The low-budget movie “Contest” was conceived with the idea of reaching teens and tweens with an anti-bullying message, and the Cartoon Network was looking to expand its “Stop Bullying: Speak Up” campaign. So it was a perfect match.
“Contest” will make its world premiere on Oct. 6, the network announced Thursday. Set in a small-town high school, it’s about a bully and his favorite target forging an unlikely friendship as partners in a cooking contest.
And to build awareness of the project, the movie’s producers leaned heavily on Twitter and Facebook, where they got a major boost from a social media-savvy cast that includes a slew of on-the-rise stars. Among them are Kenton Duty (“Shake It Up”), Katherine McNamara (“Madison High”) and Dan Flaherty (“Skins”).
The cast also includes Kyle Dean Massey (“Hart of Dixie”), Mary Beth Peil (“Dawson’s Creek”), Chris Riggi (“Gossip Girl”), Owen Teague (“Malibu Country”) and Raviv Ullman (“Phil of the Future”).
The cast and filmmakers kept a steady stream of updates flowing during the months that they were shooting, doing post-production and marketing the movie.
As of Thursday, the “Contest” Facebook page had more than 320,000 “likes.”
“That’s a long time to keep young people engaged,” Howard Alter, chief executive of Percolate Productions, the fledgling New Jersey outfit behind the project, told TheWrap. “We sent out photos and video from the film, shots from the set, what progress we were making in marketing the film and tried to keep them aware of what the cast was doing.”
A theatrical release was the initial target, but the Cartoon Network seemed an ideal landing spot, and deals with iTunes, Netflix and Red Box are still in the works. The film will be featured at next month’s 36th Mill Valley Film Festival.

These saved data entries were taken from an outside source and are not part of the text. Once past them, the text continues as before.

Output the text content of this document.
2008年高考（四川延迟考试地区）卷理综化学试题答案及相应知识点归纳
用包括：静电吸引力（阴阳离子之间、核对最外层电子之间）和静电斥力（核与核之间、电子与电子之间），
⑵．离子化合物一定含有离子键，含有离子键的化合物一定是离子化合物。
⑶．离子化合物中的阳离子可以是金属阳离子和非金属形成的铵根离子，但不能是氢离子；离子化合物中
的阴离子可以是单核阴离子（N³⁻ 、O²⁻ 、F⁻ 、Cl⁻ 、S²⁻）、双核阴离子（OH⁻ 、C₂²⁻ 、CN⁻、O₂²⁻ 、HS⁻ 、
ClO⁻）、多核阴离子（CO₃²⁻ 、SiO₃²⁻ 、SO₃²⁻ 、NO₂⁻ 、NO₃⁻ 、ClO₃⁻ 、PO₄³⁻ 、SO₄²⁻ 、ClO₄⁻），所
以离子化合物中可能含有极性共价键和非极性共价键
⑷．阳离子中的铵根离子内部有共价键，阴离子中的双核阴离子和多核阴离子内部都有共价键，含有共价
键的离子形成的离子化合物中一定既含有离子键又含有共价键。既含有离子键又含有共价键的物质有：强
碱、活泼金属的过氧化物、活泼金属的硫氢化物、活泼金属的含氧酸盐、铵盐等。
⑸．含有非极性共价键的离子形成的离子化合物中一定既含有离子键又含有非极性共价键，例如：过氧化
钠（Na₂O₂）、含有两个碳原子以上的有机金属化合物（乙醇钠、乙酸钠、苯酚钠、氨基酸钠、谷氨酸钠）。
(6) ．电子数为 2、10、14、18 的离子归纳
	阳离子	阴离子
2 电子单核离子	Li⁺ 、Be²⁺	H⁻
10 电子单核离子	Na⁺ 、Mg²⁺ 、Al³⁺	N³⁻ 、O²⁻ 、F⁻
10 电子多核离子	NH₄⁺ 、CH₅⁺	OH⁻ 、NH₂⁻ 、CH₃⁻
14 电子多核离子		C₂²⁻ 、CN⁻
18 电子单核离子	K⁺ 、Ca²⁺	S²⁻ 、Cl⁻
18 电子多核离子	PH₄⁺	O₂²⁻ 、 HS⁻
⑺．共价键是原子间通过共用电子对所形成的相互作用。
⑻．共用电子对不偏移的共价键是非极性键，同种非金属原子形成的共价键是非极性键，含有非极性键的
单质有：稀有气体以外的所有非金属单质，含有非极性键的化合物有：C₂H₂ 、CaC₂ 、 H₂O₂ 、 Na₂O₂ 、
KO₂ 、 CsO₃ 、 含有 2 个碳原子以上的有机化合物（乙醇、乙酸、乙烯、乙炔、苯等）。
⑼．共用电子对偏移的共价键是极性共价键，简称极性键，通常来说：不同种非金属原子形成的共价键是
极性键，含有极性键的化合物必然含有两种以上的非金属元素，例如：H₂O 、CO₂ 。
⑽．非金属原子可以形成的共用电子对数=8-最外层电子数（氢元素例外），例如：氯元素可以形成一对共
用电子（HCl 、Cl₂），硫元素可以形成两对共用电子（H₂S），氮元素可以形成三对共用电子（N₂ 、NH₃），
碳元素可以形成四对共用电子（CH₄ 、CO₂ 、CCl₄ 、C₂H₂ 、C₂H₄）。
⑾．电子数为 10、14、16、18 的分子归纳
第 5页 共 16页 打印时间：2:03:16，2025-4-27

“We’re trying to inspire more open discussion between kids, parents and educators about bullying,” added Stuart Snyder, president and chief operating officer of Cartoon Network. “This is a well-made, engaging movie that lets us continue to spread the message that bullying can be addressed effectively when someone has the courage to speak up.”
This is the third year for the network’s award-winning “Stop Bullying” program, which next month will mark National Bullying Prevention Month with an array of programming and events designed to raise consciousness around the issue.
Snyder said the goal with “Contest” and this year’s events was to take things to the next level.
“Kids want to live and learn in safe environments,” he said. “We want to encourage kids’ natural inclination to stop bullying from happening, and get to the point where speaking up is just ‘what you do.'”
Alter co-produced with Martin Katz; Ajay Giunta wrote the script and directed.
Giunta initially tried to fund the project on KickStarter in 2011. It came up short, but the movie caught the eye of Alter. It was after the film was shooting that Alter – whose day job is managing Roundview Capital, the investment firm he founded in 1992 – rolled up his sleeves in terms of marketing it.
“Having three teenage kids of my own, and being on the set for a month with all these young people, it became clear how important social media is to them,” Alter said. “You have a certain budget to work with on an independent film, and I thought I’d give it a try myself, which let us reallocate the resources into the movie itself.”
Immediately following the 6-8 p.m. TV premiere of “Contest,” the Cartoon Network will offer a live online Q & A with author and family expert Rosalind Wiseman, one of the advisers who helped create the “Stop Bullying: Speak Up” campaign.